Company A was first started at a time when business was perhaps simpler. It developed a key product and then built a business around selling that product. It grew in size by being better at selling the product and better at running its business. Every development was controlled by a culture of developing “features” for the main product, or by some connection with the sales and marketing of this said product. So really, it grew by being really damn good at its business– not necessarily businesses.

Company B started only a number of years ago and its core product makes no money but the success of it allows it to make money from it, sort of indirectly. In fact it is confusing as to what business is the company really in. Is it a frog that thinks it’s a rabbit, or is it a rabbit that thinks it’s a cat? Its business strategy is very difficult to pin down, and it is almost as if there is no clear strategy, but an unprecedented ability to adapt and change according to opportunities it develops. The Change Phases suggested by John Kotter are clearly present in this scenario.

Both companies look healthy, one in fact is incredibly so if you just look at market size and cash in the bank. But I would argue that Company B will sustain success for much longer and without so much concern as Company A has. And this is primarily because Company A is, at the moment, healthier because its vision; purpose and brand are much more ingrained into its culture and way of being. They don’t “do innovation” they’re being innovative.

(This was a purely fictional story, and does not bear any actual fact based on real people, companies or organizations. Any such coincidence is just that and was fictionalized by me, the author, purely to illustrate my point. No really.)

Though this wasn’t the point (or lack of point) from the post by Christensson, and it has been said before, “innovation has to be built into the brand of the organization” - because, as it has been said elsewhere, “Companies aren’t innovative - People are”.

And my addition to the CPH127 post would be that before all that (being the five things listed) the company has to check whether it really is an organization that can support and manage innovation. Innovation isn’t just about services and products for its customers, but innovation that might provide better value in the long-term to its customers. Fixing problems internally, adapting to change, even a restless appetite for self-improvement are all characteristics that help provide an environment for innovation to thrive in.

Sick companies usually think that building a new website, or making a new product will help them out. When in fact, it’s usually just the ability to recognize that the organization is sick and is in need of a vision and brand revitalization to help fix things. Then making a decision about what type of marketing, business, brand or sales activity can take place.
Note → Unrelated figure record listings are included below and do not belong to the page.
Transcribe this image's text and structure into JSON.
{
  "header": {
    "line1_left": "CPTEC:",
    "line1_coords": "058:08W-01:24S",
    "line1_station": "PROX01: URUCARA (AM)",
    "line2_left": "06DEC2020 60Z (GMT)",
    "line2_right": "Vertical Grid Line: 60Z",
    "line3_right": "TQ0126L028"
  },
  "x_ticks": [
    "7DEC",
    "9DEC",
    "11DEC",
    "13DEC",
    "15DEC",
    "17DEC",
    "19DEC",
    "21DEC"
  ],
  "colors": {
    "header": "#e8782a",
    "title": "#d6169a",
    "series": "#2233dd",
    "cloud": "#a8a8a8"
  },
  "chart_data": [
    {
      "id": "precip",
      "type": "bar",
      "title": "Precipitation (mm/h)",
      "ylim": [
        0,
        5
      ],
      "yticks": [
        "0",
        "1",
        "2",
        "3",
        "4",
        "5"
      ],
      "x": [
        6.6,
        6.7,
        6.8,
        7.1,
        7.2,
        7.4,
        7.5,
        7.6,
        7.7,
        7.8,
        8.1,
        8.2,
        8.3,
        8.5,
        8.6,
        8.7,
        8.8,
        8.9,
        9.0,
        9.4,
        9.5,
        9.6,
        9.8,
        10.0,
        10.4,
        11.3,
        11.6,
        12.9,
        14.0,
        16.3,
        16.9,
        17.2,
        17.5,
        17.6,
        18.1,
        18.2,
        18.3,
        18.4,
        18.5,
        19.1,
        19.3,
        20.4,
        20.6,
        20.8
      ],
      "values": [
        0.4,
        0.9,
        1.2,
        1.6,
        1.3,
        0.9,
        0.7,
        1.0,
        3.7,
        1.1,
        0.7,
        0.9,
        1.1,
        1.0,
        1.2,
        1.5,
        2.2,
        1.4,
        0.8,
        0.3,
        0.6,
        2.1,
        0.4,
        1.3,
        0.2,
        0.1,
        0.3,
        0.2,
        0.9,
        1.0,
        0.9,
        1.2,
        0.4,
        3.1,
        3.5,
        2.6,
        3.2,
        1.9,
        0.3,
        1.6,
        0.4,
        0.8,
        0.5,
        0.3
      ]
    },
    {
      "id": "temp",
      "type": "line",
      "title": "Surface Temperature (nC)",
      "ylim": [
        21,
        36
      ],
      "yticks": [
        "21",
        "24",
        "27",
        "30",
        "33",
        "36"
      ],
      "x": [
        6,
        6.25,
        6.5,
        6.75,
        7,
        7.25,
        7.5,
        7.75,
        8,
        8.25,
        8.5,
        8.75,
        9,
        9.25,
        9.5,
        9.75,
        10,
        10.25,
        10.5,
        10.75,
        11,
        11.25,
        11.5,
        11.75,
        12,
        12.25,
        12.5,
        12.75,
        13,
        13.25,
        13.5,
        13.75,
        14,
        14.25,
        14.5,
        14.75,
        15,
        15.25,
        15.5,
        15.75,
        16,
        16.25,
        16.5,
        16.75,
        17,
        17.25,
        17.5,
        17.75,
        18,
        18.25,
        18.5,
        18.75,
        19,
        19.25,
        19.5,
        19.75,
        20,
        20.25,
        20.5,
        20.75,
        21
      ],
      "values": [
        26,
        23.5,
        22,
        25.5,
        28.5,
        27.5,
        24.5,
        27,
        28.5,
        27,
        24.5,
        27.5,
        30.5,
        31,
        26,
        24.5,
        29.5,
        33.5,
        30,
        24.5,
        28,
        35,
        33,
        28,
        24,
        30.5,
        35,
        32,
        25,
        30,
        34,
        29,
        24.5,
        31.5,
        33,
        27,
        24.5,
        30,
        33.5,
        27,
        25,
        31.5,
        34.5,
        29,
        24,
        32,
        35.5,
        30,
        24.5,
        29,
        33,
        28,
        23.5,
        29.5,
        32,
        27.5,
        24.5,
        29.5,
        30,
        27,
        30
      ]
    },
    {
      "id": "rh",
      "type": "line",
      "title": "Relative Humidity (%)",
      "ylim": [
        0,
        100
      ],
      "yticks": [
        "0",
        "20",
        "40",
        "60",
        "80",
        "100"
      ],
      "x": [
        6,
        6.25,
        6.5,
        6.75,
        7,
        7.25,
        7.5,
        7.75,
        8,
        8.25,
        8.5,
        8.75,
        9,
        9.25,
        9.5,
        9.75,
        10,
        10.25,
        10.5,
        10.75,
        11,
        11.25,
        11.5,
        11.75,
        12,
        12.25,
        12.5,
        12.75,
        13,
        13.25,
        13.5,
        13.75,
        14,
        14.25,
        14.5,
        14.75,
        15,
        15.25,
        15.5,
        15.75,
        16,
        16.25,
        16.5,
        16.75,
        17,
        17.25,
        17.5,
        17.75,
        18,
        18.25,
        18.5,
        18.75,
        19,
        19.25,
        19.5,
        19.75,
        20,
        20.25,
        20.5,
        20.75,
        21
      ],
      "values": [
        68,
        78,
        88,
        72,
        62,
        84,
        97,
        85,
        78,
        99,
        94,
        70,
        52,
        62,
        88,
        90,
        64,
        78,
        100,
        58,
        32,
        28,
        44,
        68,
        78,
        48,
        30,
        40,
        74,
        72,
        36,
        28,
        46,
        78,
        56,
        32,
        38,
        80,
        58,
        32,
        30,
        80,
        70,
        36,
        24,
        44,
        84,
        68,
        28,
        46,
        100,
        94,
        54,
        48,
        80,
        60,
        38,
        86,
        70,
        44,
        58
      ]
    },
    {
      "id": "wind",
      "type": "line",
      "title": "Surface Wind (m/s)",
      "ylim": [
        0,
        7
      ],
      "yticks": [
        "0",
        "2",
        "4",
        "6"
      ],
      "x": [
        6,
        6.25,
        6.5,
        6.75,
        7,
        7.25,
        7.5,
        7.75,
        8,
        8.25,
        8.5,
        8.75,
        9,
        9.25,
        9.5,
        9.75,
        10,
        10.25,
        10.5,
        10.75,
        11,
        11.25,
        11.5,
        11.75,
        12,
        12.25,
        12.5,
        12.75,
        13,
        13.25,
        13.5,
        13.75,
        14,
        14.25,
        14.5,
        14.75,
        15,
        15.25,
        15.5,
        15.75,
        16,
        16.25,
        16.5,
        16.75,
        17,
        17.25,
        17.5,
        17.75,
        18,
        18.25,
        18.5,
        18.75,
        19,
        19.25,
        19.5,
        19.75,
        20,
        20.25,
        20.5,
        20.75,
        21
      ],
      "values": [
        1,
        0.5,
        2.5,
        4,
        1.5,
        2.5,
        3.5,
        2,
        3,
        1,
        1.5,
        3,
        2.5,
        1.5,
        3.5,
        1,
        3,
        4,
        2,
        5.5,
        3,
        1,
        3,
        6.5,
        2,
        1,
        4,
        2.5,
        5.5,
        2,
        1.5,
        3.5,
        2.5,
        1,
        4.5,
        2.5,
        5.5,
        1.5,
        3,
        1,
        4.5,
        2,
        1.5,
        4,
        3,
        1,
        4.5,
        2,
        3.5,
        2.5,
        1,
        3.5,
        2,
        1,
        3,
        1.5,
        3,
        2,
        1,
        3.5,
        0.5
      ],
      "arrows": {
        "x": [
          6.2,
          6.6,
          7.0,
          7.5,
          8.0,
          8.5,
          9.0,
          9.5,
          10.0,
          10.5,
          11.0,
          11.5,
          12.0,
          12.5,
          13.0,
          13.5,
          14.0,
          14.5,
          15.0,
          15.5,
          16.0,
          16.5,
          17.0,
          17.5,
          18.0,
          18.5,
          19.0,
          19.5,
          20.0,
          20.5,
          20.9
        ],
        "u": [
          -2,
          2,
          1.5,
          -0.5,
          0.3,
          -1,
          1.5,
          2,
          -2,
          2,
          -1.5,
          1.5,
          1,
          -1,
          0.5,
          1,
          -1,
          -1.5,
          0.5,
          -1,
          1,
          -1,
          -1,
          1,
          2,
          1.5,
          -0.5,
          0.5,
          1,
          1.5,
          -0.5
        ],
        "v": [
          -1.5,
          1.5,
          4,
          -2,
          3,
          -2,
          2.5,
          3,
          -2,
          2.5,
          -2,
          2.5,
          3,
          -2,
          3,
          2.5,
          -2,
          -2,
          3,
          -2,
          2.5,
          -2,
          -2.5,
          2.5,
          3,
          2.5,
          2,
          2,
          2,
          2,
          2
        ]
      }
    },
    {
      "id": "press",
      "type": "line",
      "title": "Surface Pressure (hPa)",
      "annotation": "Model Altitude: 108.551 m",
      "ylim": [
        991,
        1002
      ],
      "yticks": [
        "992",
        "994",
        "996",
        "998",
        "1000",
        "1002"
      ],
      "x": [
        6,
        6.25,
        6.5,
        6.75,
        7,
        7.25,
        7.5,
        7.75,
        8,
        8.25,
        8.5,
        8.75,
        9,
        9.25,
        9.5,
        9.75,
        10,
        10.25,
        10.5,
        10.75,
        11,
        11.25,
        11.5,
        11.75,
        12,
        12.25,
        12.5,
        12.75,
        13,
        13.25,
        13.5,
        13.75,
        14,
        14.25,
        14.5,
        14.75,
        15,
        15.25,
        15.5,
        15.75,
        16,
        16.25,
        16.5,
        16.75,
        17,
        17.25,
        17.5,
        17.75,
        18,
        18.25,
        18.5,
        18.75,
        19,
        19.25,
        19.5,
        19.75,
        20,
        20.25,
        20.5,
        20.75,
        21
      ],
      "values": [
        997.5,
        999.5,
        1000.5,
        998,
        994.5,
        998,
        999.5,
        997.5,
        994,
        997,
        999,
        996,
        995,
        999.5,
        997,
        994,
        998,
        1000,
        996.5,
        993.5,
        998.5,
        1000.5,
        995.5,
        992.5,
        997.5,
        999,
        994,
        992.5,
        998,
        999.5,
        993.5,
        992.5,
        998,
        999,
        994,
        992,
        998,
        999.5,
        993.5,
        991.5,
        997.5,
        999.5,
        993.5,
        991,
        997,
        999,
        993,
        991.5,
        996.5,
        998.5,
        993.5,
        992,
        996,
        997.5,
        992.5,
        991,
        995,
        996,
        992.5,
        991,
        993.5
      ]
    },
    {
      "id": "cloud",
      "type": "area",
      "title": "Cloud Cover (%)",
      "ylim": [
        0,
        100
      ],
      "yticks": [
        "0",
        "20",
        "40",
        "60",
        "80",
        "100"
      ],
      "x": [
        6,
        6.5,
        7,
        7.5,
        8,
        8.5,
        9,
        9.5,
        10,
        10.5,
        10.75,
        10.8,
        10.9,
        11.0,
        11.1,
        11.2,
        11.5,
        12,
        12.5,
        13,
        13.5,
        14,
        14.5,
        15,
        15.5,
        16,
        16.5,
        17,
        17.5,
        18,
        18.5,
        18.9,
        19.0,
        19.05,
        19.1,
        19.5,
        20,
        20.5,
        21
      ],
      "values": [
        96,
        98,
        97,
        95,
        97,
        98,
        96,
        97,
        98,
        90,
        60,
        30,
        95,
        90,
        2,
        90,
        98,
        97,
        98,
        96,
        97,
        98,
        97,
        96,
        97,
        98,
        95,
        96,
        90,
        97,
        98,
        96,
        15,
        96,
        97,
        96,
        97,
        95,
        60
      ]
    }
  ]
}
It does seem that times have changed, and apparently you can no longer just sell T-shirts anymore. Today you have to sell a lifestyle, branded experience and adopt an emotion to be able to sell T-shirts successfully. Innovation is only a small part of the whole equation, and today a company has to ask its employees to innovate probably as many times as they drink a cup of coffee a day or check their email. This can only be a good thing, because organizations can cease to carry on as efficient machines making mass-produced products (in a very narrow example) and become a mix of operating efficiency and creative, committed and inspired people. In an ideal world anyway, well, unless your headquarters are nearby in 1600 Amphitheatre Parkway, Mountain View, CA perhaps.